As of some of the most recent public reports, OpenAI has fetched valuations above $80 billion in secondary transactions. Investors appear to be banking on its ability to generate cash flows in the long run, even though its near-term cash burn is high. Nonetheless, Altman attempted to downplay talks of an IPO by dismissing the claims that there is a board decision or any announced date.
Assuming the company goes public, the public market will have to assess the revenue from direct bookings and that from Azure, the gross margins on inference at scale, and the pace of model improvements critical to enabling more valuable workloads without generating spiraling costs.

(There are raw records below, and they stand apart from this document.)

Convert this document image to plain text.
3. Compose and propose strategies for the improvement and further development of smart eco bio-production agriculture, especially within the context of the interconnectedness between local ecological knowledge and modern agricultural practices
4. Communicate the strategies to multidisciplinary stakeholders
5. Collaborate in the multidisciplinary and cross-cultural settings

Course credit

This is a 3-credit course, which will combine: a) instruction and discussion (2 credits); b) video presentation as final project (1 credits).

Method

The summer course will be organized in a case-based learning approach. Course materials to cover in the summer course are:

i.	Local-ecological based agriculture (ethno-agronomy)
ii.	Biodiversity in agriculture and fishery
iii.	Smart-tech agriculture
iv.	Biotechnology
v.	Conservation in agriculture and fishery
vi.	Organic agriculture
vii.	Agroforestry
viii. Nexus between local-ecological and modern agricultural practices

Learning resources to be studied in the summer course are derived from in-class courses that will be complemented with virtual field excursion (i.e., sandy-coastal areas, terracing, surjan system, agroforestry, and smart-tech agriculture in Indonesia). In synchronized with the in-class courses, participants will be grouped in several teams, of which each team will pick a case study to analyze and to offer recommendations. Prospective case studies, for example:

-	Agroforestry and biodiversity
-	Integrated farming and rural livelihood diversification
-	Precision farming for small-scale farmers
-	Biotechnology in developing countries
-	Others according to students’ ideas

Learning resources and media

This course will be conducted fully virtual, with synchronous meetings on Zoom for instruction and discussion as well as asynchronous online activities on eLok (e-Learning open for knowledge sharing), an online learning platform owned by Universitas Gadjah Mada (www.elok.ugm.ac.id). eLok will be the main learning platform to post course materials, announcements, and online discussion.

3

Three factors that could define OpenAI’s growth path
- Availability of compute: the balance between supply and demand in GPUs and next-gen accelerators will impact costs and reliability.
 - Efficiency: market developments in model compression, routing, and caching could improve margins and open up lower-cost, higher-throughput tiers.
 - Product breadth: if OpenAI’s progress in “AI cloud,” gadgetry, and science automation results in high-usage sectors, the revenue curve may flatten, justifying the infrastructure investment.
 
For now, the most important factor is that OpenAI has made its position clear. This is probably the most important message that the company has broadcast within the past few years.
The company is competitive if it can outmatch its competitors, which is why it is so successful. The message that OpenAI is passing is that it is able to outdo its critics. How it does this will determine whether Altman was right when he said that it is enough to stop AI.